Lalu, bagaimana hukum melaksanakan aqiqah dalam Islam? Bagaimana tata caranya? Simak selengkapnya dalam ulasan berikut ini!
Hukum melaksanakan aqiqah
Melansir MUI, hukum aqiqah adalah sunah muakkad. Dengan kata lain, aqiqah termasuk ibadah yang harus diutamakan tapi bukan diwajibkan. Apabila seorang muslim memiliki harta yang cukup, ia sangat dianjurkan untuk melakukan aqiqah.
H.R Abu Dawud menjelaskan tentang ketentuan aqiqah bagi anak perempuan dan anak laki-laki.
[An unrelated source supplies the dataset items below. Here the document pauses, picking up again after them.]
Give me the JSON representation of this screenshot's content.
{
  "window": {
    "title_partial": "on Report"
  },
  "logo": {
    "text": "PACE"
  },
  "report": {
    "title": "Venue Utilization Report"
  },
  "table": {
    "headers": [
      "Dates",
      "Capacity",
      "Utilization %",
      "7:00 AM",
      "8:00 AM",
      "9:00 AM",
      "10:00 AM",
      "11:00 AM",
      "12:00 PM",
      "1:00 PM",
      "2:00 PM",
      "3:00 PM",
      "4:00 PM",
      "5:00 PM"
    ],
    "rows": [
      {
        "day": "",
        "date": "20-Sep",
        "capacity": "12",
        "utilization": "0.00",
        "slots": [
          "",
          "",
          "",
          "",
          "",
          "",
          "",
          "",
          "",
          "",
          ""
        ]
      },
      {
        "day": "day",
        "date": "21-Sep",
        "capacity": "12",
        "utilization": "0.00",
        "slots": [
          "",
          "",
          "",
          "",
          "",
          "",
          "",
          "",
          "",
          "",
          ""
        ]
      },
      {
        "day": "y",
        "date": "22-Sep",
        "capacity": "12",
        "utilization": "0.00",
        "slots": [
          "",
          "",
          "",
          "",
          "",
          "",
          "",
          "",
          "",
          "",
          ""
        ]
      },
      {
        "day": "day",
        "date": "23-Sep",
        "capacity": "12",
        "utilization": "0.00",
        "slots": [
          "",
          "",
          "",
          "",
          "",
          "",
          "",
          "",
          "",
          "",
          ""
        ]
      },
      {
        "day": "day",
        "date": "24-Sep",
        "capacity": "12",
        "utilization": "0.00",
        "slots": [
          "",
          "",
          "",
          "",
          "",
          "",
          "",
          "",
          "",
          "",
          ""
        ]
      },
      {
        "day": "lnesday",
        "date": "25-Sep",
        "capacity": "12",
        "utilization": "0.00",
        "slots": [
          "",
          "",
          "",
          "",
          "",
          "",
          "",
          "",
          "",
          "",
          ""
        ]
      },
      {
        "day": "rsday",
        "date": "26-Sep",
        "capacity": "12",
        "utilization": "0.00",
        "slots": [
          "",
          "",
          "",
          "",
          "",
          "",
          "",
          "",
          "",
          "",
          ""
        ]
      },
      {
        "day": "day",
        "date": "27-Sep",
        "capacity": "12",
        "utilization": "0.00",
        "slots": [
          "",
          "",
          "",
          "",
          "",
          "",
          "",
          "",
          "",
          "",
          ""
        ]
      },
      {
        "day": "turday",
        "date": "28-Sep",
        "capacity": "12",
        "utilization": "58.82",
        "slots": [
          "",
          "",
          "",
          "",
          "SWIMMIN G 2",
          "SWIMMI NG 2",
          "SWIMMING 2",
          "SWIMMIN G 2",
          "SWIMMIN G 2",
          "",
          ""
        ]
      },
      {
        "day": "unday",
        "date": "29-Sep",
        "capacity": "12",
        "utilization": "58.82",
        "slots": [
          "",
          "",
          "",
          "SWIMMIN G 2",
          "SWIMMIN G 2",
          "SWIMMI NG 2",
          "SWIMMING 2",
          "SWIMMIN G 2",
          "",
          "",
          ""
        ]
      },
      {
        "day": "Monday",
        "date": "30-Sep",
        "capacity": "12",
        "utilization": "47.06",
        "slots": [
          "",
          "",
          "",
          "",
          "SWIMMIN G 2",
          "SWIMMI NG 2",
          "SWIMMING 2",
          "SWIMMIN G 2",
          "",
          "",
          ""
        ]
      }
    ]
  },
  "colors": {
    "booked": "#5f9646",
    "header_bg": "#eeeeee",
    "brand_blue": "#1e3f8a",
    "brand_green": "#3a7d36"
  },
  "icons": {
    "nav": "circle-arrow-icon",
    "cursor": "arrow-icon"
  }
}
Berikut bunyi hadisnya:
قَالَ رَسُولُ اللَّهِ صَلَّى اللَّهُ عَلَيْهِ وَسَلَّمَ : مَنْ وُلِدَ لَهُ وَلَدٌ فَأَحَبَّ أَنْ يَنْسُكَ عَنْهُ فَلْيَنْسُكْ ، عَنْ الْغُلامِ شَاتَانِ مُكَافِئَتَانِ ، وَعَنْ الْجَارِيَةِ شَاة ( رواه أبو داود)
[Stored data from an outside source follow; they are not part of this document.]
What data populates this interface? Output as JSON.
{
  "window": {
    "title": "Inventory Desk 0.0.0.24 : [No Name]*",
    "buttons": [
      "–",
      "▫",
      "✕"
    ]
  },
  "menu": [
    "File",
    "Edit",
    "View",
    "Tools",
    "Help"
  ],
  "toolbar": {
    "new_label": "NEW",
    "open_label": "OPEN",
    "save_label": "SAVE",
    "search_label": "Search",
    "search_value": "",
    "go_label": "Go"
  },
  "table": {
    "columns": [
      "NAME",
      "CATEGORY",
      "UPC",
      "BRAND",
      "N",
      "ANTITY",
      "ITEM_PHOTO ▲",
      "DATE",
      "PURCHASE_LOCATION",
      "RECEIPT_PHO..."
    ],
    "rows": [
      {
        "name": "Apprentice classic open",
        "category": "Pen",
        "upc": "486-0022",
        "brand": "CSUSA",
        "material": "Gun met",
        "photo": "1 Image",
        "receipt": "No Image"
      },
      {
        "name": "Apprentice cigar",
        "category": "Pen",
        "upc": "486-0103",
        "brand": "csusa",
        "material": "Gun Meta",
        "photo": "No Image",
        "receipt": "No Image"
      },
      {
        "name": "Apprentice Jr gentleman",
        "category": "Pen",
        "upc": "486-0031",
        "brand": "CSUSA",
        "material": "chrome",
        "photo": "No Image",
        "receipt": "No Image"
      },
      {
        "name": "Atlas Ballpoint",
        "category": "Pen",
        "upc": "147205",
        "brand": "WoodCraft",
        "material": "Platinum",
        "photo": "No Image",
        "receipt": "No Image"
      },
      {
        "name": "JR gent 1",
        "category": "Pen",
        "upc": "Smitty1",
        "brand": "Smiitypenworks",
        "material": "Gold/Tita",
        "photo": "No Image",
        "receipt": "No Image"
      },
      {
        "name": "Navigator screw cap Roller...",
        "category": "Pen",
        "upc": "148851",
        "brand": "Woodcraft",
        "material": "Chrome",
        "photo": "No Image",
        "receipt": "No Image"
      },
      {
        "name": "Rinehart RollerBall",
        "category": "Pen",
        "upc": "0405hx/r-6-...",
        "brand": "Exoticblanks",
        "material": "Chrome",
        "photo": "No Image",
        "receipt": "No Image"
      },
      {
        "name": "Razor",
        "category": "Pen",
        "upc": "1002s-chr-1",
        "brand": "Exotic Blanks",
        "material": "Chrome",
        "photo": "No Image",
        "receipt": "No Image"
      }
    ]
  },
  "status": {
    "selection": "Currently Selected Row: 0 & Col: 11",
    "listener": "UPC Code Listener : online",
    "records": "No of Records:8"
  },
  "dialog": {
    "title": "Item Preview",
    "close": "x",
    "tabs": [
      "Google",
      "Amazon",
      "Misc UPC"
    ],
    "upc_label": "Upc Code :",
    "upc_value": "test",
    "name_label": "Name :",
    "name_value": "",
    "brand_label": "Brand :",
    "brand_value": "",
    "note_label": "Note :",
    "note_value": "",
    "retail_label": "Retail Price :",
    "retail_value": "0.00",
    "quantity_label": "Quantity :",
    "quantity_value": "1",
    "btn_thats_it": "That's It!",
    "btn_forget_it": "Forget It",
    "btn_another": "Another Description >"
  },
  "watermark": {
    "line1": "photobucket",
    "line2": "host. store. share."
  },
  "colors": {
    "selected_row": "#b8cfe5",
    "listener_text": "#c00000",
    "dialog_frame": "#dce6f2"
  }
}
Artinya: "Barangsiapa yang diberi anugerah seorang anak dan menghendaki untuk menyembelih hewan sebagai ibadah (aqiqah) maka lakukanlah, untuk seorang anak lelaki dengan 2 ekor kambing, sedangkan untuk anak perempuan cukup dengan seekor kambing."
Apabila melahirkan anak perempuan, kamu bisa melaksanakan aqiqah dengan menyembelih satu kambing. Sedangkan, 2 kambing disembelik untuk aqiqah anak laki-laki
Waktu pelaksanaan bisa dimulai pada hari ketujuh setelah kelahiran anak. Jika pada hari ketujuh belum mampu, pelaksanaannya bisa dilakukan di hari ke-14, ke-21, atau saat orang tua sudah memiliki kemampuan.
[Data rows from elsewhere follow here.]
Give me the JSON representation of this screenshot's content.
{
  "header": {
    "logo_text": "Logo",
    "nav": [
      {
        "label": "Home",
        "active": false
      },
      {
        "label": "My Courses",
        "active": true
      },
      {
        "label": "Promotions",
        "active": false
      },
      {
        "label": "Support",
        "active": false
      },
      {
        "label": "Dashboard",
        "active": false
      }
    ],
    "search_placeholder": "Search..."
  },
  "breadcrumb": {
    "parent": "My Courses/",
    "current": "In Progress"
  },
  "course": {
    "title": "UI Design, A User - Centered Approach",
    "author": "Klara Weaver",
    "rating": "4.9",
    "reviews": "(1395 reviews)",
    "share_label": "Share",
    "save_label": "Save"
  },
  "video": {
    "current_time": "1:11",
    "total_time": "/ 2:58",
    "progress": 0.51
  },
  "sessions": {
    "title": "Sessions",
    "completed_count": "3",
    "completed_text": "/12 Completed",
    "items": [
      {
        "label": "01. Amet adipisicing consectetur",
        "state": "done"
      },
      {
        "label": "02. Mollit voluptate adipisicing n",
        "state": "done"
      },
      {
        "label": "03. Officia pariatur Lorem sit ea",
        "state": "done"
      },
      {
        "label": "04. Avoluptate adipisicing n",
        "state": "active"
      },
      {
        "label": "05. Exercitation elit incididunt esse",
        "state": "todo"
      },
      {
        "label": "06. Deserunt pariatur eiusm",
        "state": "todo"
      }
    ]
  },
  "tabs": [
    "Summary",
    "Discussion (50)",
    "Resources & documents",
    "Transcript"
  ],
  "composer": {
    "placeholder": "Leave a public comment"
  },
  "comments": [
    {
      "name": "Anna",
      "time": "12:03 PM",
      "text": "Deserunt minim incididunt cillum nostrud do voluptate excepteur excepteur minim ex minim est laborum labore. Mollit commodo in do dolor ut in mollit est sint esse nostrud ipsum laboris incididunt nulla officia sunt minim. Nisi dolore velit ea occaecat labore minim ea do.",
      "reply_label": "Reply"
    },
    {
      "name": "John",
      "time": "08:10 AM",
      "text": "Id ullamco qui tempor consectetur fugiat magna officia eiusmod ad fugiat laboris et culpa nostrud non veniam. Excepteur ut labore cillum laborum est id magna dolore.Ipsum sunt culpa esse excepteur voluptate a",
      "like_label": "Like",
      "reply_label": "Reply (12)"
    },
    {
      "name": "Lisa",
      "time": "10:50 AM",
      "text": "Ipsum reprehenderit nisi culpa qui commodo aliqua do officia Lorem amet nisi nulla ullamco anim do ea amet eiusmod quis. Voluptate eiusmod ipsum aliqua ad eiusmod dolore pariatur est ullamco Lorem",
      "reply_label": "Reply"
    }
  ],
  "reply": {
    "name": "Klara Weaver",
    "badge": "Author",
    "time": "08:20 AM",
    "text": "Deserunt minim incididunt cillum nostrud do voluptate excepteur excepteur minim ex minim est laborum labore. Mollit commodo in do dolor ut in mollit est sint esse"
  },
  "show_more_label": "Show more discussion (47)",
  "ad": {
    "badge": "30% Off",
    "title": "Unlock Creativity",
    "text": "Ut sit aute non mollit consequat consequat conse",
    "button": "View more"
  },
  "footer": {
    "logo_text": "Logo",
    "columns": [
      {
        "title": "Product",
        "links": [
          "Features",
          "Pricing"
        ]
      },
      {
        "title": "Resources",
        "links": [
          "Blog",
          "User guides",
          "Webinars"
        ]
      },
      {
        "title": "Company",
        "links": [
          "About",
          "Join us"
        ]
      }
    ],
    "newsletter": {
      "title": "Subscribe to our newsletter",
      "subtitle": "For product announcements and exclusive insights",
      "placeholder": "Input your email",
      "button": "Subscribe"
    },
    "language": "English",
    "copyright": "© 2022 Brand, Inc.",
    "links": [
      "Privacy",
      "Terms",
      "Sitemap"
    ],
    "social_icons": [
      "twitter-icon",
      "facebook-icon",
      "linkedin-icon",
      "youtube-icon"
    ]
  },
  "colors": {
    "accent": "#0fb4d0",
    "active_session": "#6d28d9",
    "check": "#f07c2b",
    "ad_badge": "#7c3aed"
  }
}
Selain menyembelih kambing, prosesi aqiqah juga diiringi dengan mencukur rambut bayi dan memberinya nama yang baik. Hal ini sebagaimana dijelaskan dalam hadis Nabi Muhammad saw yang berbunyi:
"Seorang bayi itu digadaikan dengan (jaminan) aqiqahnya; aqiqah itu disembelih pada hari ketujuh (dari hari kelahiran), (pada hari itu pula) si bayi diberi nama dan dipotong rambutnya." (HR. Sunan al-Tirmidzi 4/101, dalam kitab Al-Adlaha, bab Al-Aqiqah)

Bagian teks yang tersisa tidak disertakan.